Шесть девочек и четыре мальчика составляли танцевальный ансамбль. Если в каком-нибудь клубе они выступали все вместе, то в тесной госпитальной палате – порознь. Мальчишки – морской танец «Яблочко», а девочки – украинский, с венками, лентами, в вышитых рубашках. Именно они переодевались, как заправские артистки, и их очень любили, даже если они запинались или вступали невпопад. Но их мастерство всё-таки раз от раза росло, а сами танцы менялись. Музыкальное сопровождение – баян, на нём играл бывший работник сельского клуба, недавно перешедший в детский дом на работу, именно с ним и закипела самодеятельность.

Иногда с ребятами выступала их библиотекарь Ольга Васильевна, худая высокая женщина лет сорока, в строгой белой блузке, в очках; она имела хорошую память и декламировала стихи. Бывало, её просили остаться и просто почитать книжки, она делала это, конечно, не в ущерб детям, а в своё свободное время.

Директор детского дома – пожилой человек старой закалки – придерживался макаренковских взглядов, поощрял самодеятельность и вообще самостоятельность подростков, активно готовил их к труду и обороне. Он придерживался принципа, кто не работает, тот не ест, поэтому в его детском доме царил порядок, все занимались какими-то полезными делами, а также физкультурой и закаливанием.

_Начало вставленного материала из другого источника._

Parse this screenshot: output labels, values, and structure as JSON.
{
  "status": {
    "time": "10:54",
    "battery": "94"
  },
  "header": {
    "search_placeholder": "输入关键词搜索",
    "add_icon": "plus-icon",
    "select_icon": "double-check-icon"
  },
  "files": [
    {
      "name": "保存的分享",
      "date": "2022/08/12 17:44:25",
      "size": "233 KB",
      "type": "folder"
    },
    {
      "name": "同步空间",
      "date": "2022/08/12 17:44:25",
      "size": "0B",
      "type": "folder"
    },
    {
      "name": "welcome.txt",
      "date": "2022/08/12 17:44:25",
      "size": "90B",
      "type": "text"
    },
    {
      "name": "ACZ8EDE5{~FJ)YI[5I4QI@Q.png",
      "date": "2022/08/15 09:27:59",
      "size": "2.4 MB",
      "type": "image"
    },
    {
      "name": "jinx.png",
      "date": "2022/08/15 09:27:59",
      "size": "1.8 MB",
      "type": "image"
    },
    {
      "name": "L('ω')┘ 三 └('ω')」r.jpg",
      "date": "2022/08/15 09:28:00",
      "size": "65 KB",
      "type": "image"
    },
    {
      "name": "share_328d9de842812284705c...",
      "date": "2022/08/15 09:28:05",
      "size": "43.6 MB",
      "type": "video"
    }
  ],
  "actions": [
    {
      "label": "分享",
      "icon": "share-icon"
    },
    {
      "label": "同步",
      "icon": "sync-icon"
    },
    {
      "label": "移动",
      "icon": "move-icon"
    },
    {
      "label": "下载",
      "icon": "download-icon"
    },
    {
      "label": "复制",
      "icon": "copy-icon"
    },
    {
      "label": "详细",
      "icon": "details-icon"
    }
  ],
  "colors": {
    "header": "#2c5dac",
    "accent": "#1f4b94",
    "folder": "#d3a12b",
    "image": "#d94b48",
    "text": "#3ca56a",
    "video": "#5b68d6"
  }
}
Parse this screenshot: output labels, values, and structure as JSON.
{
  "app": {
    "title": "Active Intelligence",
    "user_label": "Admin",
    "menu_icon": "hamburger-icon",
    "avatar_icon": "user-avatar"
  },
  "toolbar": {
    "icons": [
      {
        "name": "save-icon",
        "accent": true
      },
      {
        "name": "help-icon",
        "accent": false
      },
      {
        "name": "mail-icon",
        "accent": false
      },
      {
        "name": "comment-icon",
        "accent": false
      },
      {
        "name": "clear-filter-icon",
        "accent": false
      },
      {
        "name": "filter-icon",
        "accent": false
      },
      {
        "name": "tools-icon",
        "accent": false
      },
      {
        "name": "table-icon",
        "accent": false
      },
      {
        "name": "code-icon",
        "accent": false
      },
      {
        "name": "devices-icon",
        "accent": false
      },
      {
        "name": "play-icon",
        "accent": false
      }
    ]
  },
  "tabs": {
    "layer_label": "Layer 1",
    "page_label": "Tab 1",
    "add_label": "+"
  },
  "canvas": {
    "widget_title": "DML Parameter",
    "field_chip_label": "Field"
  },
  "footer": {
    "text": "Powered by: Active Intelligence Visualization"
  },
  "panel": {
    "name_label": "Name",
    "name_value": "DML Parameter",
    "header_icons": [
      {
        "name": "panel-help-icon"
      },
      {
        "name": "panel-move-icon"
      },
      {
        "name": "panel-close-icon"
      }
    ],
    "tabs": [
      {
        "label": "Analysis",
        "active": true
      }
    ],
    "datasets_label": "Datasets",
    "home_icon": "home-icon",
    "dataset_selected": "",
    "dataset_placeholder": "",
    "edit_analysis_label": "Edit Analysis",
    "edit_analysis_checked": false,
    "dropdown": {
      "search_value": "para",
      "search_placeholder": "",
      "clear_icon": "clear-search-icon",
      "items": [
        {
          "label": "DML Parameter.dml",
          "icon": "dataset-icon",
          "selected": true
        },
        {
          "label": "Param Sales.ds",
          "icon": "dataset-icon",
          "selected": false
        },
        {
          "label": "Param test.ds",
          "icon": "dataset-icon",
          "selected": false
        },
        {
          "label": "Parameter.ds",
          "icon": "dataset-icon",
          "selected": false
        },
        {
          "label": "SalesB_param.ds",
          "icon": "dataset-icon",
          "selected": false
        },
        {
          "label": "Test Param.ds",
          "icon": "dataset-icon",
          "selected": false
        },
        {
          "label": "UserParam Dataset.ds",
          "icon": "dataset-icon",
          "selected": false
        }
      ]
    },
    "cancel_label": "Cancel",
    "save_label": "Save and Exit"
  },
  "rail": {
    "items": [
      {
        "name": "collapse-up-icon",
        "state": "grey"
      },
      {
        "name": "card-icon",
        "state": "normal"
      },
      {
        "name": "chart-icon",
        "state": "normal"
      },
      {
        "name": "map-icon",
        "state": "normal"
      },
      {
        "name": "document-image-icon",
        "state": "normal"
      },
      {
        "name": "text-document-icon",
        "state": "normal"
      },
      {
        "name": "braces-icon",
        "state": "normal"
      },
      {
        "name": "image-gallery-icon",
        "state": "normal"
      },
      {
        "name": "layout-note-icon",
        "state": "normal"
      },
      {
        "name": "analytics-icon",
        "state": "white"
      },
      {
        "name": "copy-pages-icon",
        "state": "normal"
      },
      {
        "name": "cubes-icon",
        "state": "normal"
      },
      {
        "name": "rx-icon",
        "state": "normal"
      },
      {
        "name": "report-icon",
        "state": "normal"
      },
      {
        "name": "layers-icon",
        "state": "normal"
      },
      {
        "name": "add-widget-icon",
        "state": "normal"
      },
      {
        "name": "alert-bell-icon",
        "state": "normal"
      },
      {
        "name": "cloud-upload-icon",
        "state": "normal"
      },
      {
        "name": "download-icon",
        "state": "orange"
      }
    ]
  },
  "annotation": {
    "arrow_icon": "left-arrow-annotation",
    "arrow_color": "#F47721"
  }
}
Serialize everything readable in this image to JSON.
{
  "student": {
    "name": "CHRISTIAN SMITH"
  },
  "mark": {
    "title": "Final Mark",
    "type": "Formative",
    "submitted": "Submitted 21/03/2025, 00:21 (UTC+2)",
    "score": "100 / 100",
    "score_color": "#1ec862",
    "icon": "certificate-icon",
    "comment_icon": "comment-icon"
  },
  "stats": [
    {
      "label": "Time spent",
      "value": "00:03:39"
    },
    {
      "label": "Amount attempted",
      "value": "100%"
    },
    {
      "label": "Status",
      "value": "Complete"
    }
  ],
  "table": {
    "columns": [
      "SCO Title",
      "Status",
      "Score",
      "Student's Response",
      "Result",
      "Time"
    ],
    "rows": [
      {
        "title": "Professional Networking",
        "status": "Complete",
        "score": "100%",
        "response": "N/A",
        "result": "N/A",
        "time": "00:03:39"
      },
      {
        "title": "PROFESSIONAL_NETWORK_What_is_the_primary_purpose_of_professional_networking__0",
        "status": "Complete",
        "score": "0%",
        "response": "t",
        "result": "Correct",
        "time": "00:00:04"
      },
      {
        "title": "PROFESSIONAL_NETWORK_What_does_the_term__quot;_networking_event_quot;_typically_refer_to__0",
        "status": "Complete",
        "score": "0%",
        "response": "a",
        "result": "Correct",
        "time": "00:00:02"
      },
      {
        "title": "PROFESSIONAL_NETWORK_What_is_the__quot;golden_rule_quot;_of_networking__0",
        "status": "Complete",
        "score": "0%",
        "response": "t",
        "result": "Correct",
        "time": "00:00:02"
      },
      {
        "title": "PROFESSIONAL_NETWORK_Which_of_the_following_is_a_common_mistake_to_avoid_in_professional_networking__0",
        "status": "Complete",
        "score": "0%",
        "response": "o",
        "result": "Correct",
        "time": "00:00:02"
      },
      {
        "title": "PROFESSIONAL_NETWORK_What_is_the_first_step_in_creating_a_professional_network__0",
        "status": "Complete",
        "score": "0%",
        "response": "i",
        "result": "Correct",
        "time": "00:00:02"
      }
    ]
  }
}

– Ничего себе! – удивился Женька. – Воспитание! Все при деле!

– Да уж! – дополнил Мишка. – Поэтому-то все подростки того времени выглядели гораздо старше! Посмотришь на фотографию тех лет и не поймёшь, то ли ему пятнадцать, то ли двадцать пять!

– А чего со Сталькой-то дальше было? Ты чего-то про всех говоришь, а про неё нет? – нетерпеливо заметил Женька, подёргав девчонку за рукав куртки.

– Сейчас, сейчас! Дойду! – улыбнулась Лена, удивляясь, что мальчишки, совсем недавно незнакомые, её всё ещё заинтересованно слушают. Она опять подозвала убежавшую недалеко собаку, погладила, посмотрела на пуделя внимательно и с любовью. – Ах ты, собака! Да, именно собака сыграла тут ключевую роль! Сталька, встречаясь с пуделем, начала его понемногу дрессировать, а он, видимо, соскучившийся по игре, беготне, ласке, выполнял все-все её команды. Или она просто умела это делать, научившись у отца? Она ухаживала за псом, вычёсывала и кое-чему научила, а потом тайком привела к тёте Наташе в дом.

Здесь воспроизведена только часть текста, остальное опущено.